Uno de los factores más importantes es que LHS 1140b se encuentra dentro de la llamada “zona habitable” de su estrella.

Esto significa que la distancia respecto a su sol permitiría temperaturas compatibles con la presencia de agua líquida en superficie, considerada uno de los elementos esenciales para la vida tal y como se conoce en la Tierra.

Los estudios más recientes apuntan además a que el planeta podría ser un “mundo oceánico”, es decir, un planeta cubierto parcialmente por grandes masas de agua.

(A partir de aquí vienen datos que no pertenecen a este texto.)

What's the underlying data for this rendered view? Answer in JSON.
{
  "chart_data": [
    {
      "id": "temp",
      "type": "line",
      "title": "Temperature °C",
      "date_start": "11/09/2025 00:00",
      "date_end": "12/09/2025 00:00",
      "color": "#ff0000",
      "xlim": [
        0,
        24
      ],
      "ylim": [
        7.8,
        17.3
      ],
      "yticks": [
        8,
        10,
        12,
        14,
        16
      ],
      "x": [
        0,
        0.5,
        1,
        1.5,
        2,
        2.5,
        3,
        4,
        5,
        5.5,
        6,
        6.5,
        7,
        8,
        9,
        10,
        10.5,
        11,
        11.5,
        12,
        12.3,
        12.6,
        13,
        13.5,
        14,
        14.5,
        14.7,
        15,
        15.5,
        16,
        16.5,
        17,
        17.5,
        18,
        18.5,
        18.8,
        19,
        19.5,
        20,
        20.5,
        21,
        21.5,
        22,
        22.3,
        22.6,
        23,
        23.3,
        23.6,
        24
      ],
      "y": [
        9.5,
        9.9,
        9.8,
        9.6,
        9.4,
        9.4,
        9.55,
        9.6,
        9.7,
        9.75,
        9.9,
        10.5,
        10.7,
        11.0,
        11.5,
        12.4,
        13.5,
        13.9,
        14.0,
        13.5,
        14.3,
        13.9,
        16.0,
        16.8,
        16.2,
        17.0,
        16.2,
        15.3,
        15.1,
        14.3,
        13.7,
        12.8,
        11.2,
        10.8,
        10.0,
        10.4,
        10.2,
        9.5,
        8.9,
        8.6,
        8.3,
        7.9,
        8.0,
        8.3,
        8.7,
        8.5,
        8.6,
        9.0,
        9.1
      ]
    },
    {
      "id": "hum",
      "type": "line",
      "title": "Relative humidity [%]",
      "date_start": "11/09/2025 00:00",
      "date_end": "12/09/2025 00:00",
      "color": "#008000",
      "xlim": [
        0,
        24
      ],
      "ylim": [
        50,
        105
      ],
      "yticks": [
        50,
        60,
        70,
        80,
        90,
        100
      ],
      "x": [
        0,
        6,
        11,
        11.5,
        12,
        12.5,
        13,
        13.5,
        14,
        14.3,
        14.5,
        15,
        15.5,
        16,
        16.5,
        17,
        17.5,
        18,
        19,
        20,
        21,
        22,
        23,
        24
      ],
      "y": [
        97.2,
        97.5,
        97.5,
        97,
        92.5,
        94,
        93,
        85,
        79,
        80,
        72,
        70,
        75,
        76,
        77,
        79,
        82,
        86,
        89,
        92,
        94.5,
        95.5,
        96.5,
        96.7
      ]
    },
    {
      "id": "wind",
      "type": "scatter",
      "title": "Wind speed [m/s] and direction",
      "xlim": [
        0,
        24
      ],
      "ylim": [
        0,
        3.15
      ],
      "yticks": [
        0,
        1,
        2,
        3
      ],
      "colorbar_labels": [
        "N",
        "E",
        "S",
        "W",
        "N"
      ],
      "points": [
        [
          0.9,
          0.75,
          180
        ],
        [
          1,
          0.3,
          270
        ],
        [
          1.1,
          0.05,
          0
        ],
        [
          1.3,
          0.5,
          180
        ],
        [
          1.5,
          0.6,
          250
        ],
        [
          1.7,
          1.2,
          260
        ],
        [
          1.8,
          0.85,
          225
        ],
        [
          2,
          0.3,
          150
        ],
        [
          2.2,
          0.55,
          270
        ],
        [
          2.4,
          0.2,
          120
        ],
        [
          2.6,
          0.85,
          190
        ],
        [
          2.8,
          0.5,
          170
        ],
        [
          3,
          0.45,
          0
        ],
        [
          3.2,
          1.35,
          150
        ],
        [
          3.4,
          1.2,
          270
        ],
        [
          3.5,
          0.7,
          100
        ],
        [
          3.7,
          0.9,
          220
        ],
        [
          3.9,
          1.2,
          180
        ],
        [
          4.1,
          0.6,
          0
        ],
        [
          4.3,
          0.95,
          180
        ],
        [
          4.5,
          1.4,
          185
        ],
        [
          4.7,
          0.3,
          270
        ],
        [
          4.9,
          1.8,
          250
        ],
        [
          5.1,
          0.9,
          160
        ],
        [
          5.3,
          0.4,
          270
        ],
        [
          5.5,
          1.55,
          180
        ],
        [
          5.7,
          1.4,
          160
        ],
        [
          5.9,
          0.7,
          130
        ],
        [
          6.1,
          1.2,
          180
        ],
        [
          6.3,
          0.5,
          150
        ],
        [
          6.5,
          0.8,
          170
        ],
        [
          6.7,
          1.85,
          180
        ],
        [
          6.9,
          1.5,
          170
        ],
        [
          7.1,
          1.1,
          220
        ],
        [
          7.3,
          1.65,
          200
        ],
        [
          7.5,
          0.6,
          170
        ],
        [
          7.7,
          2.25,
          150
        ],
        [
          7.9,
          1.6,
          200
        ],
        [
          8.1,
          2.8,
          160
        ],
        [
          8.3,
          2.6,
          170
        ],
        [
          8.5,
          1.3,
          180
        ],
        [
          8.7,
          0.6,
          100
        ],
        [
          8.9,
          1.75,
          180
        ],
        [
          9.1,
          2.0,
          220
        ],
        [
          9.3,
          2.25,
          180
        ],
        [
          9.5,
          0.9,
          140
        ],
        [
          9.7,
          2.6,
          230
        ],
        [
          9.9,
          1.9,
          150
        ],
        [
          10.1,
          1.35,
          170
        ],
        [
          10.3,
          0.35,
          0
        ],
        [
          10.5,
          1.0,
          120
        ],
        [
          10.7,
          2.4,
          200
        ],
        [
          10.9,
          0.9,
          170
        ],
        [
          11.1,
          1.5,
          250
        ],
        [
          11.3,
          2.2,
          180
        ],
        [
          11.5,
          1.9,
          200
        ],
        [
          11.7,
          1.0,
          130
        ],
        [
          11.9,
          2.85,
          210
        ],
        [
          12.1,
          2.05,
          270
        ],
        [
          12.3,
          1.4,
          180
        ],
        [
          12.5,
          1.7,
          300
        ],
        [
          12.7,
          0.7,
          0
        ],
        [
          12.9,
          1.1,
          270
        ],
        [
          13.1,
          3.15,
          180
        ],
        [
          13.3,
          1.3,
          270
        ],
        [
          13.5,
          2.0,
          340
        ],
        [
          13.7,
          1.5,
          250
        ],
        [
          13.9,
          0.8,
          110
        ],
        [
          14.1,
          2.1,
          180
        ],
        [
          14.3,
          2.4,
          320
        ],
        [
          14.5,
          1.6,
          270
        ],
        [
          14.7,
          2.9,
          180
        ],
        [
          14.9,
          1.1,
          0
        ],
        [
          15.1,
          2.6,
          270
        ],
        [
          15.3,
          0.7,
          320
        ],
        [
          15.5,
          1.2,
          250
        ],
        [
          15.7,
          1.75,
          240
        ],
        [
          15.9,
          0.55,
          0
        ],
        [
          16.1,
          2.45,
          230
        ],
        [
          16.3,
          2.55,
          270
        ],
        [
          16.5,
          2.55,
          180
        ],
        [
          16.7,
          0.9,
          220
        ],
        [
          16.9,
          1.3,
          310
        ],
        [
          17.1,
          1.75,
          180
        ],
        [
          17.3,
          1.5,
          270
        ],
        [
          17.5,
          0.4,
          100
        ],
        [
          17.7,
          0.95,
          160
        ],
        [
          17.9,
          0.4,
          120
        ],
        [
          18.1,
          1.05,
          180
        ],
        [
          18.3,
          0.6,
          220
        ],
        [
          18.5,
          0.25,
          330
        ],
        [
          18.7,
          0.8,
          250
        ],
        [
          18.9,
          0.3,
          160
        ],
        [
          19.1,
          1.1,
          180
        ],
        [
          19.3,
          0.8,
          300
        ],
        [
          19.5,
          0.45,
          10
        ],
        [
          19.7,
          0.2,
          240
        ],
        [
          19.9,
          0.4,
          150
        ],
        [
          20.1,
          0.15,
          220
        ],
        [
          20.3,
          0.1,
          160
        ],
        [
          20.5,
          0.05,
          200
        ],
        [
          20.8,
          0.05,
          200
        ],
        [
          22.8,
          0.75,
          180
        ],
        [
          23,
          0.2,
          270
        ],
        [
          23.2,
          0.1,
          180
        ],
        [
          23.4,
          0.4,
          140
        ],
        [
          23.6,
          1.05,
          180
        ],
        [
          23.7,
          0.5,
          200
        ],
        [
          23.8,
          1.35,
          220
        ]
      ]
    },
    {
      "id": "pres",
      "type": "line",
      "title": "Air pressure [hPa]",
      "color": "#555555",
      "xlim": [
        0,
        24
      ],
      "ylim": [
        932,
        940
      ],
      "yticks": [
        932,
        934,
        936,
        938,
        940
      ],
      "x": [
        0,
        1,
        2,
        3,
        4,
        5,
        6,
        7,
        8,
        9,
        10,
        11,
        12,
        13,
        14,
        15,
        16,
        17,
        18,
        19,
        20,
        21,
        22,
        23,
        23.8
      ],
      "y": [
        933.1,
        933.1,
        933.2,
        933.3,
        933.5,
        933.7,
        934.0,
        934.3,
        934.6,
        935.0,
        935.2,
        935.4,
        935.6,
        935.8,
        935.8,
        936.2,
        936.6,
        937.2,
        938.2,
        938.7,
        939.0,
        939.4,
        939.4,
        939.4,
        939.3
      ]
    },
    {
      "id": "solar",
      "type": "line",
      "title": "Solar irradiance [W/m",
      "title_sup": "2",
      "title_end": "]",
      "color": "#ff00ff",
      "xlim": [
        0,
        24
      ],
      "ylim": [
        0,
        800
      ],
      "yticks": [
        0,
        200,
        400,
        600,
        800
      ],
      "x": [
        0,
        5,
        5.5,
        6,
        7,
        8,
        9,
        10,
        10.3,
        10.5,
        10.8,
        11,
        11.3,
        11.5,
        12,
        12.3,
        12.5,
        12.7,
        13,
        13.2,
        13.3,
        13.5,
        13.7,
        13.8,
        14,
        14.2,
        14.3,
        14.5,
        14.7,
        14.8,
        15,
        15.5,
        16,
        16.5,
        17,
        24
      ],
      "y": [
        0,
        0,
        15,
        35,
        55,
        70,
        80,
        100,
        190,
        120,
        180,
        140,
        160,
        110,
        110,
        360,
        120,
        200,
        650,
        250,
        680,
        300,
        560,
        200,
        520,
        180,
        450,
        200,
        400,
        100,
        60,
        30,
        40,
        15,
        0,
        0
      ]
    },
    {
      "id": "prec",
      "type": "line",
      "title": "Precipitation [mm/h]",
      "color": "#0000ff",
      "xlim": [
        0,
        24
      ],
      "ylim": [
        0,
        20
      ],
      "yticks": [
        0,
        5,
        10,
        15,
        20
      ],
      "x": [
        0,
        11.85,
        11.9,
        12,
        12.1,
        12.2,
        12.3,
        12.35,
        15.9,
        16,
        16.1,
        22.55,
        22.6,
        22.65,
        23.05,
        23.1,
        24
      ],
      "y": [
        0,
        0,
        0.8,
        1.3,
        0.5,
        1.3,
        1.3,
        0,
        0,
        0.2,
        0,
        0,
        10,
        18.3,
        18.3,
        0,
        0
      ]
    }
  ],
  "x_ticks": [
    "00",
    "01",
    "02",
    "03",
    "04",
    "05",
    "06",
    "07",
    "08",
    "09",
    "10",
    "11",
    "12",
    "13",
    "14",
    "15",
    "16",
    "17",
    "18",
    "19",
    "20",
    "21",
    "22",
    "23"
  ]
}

Posibles océanos y atmósfera estable

Las investigaciones indican que LHS 1140b podría poseer una atmósfera rica en nitrógeno o dióxido de carbono capaz de mantener temperaturas relativamente estables.

Los modelos desarrollados por los astrónomos sugieren incluso la existencia de un enorme océano líquido en la zona iluminada permanentemente del planeta.

El planeta tiene aproximadamente 1,7 veces el tamaño de la Tierra y una masa unas seis veces superior, características que lo sitúan dentro del grupo de las llamadas “supertierras”.

El telescopio James Webb aumenta las expectativas

Gran parte del interés reciente proviene de las observaciones realizadas por el Telescopio Espacial James Webb.

Los científicos utilizan este observatorio para analizar la composición atmosférica del planeta mediante el estudio de la luz que atraviesa su atmósfera cuando pasa frente a su estrella.

Aunque todavía no existe evidencia directa de vida, los investigadores creen que LHS 1140b es uno de los mejores candidatos actuales para encontrar posibles biofirmas en el futuro.

Las biofirmas son señales químicas o atmosféricas que podrían indicar actividad biológica.

Una estrella menos agresiva que otras enanas rojas

Otro aspecto que favorece el interés científico es el comportamiento relativamente tranquilo de su estrella.

Muchas enanas rojas emiten violentas tormentas solares capaces de destruir atmósferas planetarias, pero en el caso de LHS 1140, los estudios indican que la actividad estelar podría ser menos extrema.

Esto aumentaría las probabilidades de que el planeta haya conservado una atmósfera estable durante millones de años.

Uno de los grandes objetivos de la astronomía moderna

Actualmente, LHS 1140b forma parte de la lista de exoplanetas prioritarios para la búsqueda de vida fuera de la Tierra.

Los científicos esperan que las futuras observaciones permitan determinar con mayor precisión la composición de su atmósfera, la presencia real de agua líquida y las condiciones de habitabilidad del planeta.

El estudio de este mundo podría convertirse en una pieza clave para responder una de las grandes preguntas de la humanidad: si existe vida más allá de la Tierra.